As of Oct. 31, the Air Force had 329,839 active-duty members, 64,025 officers and 265,814 enlisted members.
The Air Force has 12,395 pilots, 3,313 navigators and 1,343 air battle managers in the grade of lieutenant colonel and below, according to the Air Force Personnel Center. The Air Force has 26,097 nonrated line officers in the grade of lieutenant colonel and below.
One of the largest Air Force bases, Wright-Patterson Air Force Base has 30,000 military and civilian employees.
Now, the challenge for the Air Force is to keep the size of the force “balanced” for the future “high-end fight,” Kelly said.
There will be waivers of some active duty service commitments, focused on expanding opportunities to affiliate with the Guard and Reserve.
“We want Airmen to know their expertise is incredibly valuable, and we are reviewing steps to make it even easier to either transition to Guard or Reserve service or explore other career fields,” he said.
The statement said Space Force — the U.S. military’s newest branch, which is part of the Department of the Air Force -is still in a “purposeful phase of strategic growth.”
Space Force members will not be eligible for a voluntary ADSC waiver due to the required minimum two years to join the new service, the Air Force said.
An Active Duty Service Commitment (ADSC) waiver is allowed in some cases to active duty Airmen who would like to retire or separate but have a commitment that prevents them from doing so.

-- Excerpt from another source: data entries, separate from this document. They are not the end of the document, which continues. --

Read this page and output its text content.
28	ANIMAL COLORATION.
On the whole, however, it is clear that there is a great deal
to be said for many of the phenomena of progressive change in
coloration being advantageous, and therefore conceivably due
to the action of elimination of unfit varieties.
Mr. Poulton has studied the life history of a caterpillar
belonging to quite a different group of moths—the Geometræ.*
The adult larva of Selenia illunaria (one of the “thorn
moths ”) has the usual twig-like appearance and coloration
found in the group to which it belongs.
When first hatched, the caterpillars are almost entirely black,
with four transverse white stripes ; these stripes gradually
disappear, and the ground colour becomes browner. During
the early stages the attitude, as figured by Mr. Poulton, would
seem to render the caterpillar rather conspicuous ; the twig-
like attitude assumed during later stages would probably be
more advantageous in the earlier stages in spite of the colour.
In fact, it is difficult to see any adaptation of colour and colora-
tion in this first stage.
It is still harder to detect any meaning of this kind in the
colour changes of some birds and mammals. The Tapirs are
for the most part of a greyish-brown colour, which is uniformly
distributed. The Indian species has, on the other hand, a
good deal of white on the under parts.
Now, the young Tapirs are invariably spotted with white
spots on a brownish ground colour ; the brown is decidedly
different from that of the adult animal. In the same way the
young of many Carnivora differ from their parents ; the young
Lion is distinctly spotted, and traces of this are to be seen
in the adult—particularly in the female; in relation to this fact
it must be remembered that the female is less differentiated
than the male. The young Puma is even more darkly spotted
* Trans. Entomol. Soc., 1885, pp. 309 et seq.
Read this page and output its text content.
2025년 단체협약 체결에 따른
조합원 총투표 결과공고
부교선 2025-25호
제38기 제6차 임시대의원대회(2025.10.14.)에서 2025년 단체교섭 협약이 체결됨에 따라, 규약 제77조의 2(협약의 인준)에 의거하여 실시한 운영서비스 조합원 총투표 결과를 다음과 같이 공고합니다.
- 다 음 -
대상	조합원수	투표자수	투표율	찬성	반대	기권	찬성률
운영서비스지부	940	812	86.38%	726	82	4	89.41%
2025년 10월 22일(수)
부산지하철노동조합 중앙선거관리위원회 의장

“As we build the Space Force, our priority has been to do no harm and to communicate decisions with the maximum transparency possible as we transfer personnel from the Air Force into the new service,” said Patricia Mulcahy, U.S. Space Force chief human capital officer. “We remain committed to that goal as we work with our partners in the Air Force to find effective solutions in addressing these force management concerns.”